顧客データの分析方法は様々ありますが、中でも最もポピュラーで、深い分析が可能なRFM分析について、店舗に来店する顧客を想定して、その考え方・活用方法を見ていきます。

 

元になる考え方CRM

RFM分析の手法を説明する前に、その元になっている考え方を理解していただくと良いと思います。

RFM分析の元になっている顧客管理の考え方は、「CRM」といわれるものです。カスタマー・リレーションシップ・マネジメントの略で、「顧客との関係性」を重視した顧客管理の考え方です。

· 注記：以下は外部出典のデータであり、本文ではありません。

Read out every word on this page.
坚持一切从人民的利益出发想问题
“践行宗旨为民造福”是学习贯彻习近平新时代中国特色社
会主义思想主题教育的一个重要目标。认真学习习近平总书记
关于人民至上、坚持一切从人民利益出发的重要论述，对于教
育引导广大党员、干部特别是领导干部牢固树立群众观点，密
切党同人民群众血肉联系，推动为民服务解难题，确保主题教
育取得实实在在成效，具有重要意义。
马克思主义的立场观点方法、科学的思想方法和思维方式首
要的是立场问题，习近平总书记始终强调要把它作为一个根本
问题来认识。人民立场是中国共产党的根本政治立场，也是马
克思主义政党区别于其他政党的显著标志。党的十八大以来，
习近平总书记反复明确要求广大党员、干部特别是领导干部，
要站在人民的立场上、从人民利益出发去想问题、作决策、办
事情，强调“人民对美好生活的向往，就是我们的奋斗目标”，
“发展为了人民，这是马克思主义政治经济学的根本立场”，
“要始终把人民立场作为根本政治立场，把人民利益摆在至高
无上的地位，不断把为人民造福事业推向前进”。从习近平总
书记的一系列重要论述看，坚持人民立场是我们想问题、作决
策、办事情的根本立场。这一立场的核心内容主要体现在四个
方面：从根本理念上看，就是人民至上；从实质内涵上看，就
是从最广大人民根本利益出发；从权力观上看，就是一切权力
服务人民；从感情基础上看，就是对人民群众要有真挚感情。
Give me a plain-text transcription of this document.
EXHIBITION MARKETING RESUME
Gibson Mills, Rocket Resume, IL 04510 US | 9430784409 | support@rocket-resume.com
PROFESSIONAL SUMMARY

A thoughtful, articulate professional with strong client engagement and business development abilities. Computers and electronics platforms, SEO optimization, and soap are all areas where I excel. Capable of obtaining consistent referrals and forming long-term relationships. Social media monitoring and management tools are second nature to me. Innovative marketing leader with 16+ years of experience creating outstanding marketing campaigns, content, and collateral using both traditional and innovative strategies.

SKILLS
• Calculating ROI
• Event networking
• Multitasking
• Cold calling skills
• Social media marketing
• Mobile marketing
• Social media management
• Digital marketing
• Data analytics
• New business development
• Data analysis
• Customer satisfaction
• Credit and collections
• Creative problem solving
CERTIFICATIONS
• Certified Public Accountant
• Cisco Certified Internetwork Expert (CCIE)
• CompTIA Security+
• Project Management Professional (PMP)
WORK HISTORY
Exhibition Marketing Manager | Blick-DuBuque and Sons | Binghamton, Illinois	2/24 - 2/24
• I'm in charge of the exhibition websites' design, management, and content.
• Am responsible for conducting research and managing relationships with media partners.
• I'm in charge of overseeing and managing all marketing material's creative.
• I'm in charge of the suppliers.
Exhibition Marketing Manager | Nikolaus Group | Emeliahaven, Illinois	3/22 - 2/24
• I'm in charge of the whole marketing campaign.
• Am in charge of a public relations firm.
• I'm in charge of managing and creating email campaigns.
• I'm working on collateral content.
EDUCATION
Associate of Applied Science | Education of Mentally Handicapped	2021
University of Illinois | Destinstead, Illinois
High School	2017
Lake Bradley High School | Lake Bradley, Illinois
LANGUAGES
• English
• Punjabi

顧客の利用頻度と売上の関係を分析すると、実は取引額の多い上位2030%の優良顧客で、売上の7080%を占めていると言われています。

売上を上げていく方法としては、「顧客数を増やす方法」と、「顧客の利用頻度を高める方法」が考えられます。顧客数を増やす典型的な方法としては、新店舗の出店があります。

しかし、近年の少子高齢化に対して、新店舗出店で何とかしようと言うのは、現実的に難しくなっています。

現代は、コンビニの前にコンビニがあるようなオーバーストア状態(店舗が多すぎる状況)です。しかも、店舗を出店するには莫大なコストがかかります。

これらのことを総合的に考えると、現状の優良顧客は誰であるかを明確にし、その優良顧客をケアして維持していくことが、安定的に売上を維持・向上していくためには、最も重要なことというのがわかります。

そして、このCRMの考え方を具体的に達成する方法のひとつがRFM分析というわけです。

 

顧客管理データの分析方法の種類

顧客データを活用する方法は様々ありますが、一般的に良く使われる方法として、顧客の取引データを購入金額や購入回数の多い順に10ランクに分類して分析するデシル分析や、今回説明するRFM分析、顧客の購買動向を予測するCTB分析などがメジャーです。

 

RFM分析とは

RFM分析とは、Recency(購入年月日)Frequency(購入回数)Monetary(購買金額)3つのデータで顧客の動向を把握し、販売促進に繋げていく分析手法です。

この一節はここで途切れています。